We’ve got a nice little table called “Data” showing here. Nothing special, it just summarizes sales by region by month, and our goal is to unpivot this so that we can use it in future Pivot Tables. (You can download the source file here.)
Now, you will notice that April’s sales are outside the table. This is by design, and we’ll pull it in to the table later when we want to break things.
UnPivoting Other Columns – The Hopeful Start
If you’ve been following my blog for any period of time, you’ve seen this, but let’s quickly go over how to unpivot this:
- Select a cell in the table
- Go to Power Query (or Data in Excel 2016) –> From Table
We’re now looking at the Power Query preview of the table:
Great, now to unpivot…
- Hold down the Shift key and select the Country and Prov/State column
- Right click the header of either of the selected columns and choose Unpivot Other Columns
- Right click the headers of the two new columns and rename them as follows:
- Attribute –> Month
- Value –> Sales
Re-Pivoting from the Data Model
With the table complete, I’m going to load this to the data model and create a Pivot Table:
- Go to Home –> Close & Load –> Close & Load To…
- Choose to Load to the Data Model
The steps to create the Pivot depend on your version of Excel:
- Excel 2013: Go in to Power Pivot –> Home –> PivotTable and choose a location to create it
- Excel 2016: Click any blank cell and go to Insert –> PivotTable. As you have no data source selected, it will default to using the data model as your source:
With the PivotTable created, I’ve configured it as follows:
- Rows: Country, Prov/State
- Columns: Month
- Values: Sales
And that gives me a nice Pivot like this:
Let’s Break This…
Okay, so all is good so far, what’s the issue? Now we’re going to break things. To do that, we’re going to go back to our original data table and expand the range:
In the picture above, I’ve left clicked and dragged the tiny little widget in the bottom right corner of the table to the right.
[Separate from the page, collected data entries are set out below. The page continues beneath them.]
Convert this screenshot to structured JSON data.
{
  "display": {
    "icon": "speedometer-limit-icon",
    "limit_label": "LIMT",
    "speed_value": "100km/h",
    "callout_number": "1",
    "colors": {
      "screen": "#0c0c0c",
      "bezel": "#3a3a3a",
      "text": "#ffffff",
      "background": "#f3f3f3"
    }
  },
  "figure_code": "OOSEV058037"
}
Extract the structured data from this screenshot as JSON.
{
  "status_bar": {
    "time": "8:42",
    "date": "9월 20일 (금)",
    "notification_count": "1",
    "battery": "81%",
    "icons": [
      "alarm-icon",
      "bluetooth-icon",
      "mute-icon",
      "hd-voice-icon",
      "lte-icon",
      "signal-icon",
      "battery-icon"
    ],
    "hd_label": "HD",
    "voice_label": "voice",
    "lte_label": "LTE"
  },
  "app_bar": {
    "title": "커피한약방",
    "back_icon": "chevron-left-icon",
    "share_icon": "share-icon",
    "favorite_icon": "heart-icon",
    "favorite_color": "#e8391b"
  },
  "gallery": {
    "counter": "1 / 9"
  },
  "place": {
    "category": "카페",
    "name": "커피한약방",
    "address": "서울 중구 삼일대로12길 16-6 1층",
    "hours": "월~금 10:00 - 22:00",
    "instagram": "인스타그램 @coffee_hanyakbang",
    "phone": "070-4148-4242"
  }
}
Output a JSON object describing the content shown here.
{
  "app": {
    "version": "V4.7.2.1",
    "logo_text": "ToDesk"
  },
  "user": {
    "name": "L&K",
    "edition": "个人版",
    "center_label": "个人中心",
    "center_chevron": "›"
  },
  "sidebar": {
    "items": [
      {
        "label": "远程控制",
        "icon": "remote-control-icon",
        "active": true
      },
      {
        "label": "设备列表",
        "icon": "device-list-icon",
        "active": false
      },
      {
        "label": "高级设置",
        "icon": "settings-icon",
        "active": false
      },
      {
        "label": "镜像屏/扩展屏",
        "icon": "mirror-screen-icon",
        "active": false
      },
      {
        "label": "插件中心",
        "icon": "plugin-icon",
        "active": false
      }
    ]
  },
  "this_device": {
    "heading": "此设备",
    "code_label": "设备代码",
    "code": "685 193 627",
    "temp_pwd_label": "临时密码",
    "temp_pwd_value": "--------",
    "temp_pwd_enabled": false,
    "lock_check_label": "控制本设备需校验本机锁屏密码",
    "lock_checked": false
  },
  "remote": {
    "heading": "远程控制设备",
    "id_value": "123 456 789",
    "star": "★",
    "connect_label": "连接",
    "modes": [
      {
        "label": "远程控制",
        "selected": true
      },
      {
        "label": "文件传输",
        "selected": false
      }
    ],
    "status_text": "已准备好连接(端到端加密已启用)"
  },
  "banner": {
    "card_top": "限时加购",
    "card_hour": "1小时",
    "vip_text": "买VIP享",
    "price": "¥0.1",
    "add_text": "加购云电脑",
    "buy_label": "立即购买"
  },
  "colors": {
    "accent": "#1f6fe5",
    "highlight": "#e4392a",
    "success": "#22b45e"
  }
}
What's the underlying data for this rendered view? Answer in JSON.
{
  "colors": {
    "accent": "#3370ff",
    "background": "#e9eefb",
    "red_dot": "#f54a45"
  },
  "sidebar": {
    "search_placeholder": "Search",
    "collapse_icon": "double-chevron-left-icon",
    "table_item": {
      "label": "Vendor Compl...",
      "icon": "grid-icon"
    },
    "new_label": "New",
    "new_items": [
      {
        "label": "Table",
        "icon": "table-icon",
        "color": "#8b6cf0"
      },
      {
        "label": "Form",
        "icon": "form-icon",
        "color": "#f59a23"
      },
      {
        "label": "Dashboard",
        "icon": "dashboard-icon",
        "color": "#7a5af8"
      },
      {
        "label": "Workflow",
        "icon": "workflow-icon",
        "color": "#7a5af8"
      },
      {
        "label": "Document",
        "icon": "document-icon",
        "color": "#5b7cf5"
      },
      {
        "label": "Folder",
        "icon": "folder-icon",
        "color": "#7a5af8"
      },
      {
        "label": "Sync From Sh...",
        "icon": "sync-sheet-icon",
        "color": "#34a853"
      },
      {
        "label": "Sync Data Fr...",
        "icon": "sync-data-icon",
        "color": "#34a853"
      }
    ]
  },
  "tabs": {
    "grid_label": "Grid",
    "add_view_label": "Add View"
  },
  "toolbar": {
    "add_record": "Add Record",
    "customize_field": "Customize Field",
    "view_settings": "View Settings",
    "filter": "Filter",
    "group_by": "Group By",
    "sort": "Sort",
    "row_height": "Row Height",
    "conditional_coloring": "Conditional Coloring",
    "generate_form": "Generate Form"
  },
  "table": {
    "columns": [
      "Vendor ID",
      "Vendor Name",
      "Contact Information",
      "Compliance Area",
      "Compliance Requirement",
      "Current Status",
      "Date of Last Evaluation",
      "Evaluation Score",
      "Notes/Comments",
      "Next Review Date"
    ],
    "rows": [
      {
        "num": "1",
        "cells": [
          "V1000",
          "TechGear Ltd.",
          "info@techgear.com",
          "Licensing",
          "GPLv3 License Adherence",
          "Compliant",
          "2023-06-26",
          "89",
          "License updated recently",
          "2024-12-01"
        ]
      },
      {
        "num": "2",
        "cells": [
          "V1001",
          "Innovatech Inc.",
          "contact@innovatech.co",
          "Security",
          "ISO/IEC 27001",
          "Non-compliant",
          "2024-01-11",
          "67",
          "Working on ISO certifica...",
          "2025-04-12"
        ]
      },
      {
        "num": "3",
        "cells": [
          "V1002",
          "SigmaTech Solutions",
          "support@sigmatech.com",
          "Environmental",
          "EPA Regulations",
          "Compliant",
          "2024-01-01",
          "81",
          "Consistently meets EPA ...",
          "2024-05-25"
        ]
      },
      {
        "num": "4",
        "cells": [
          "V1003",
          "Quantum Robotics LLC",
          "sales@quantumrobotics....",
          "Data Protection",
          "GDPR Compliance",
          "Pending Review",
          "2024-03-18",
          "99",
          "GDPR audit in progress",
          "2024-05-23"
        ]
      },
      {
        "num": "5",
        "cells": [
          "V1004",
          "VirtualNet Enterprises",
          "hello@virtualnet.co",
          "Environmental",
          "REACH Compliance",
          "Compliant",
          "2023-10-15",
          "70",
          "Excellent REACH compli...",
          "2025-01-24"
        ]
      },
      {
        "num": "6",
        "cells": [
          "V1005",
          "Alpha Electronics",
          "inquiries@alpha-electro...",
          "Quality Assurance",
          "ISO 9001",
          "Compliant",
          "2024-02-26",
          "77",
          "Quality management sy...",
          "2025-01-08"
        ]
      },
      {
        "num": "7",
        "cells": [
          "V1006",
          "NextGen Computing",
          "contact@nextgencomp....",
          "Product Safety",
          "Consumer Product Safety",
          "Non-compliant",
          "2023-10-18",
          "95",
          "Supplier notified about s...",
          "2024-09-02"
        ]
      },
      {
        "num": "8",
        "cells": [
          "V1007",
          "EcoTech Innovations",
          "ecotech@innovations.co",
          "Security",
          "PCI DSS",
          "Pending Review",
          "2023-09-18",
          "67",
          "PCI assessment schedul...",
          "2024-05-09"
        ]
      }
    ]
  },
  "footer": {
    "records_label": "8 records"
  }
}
The table frame is expanding, and when I let go the Apr column turns blue, indicating that it is now in the boundaries of the table.
With that done, I’m going to right click and refresh my Pivot Table, leaving me with this:
Huh? Why was the sales measure removed? And if I drag it back to the table, I get a COUNT, not a SUM of the values? And even worse, when I try and flip it back to SUM, I’m told that you can’t? What the heck is going on here?
Importance of Power Query Step Order
To cut to the chase, the issue here is that when we first created the table in the data model, the Sales column was passed as values. But when we updated the data to include the new column, then Sales column was then passed entirely as text, not values. Naturally, Power Pivot freaks out when you ask for the SUM of textual columns.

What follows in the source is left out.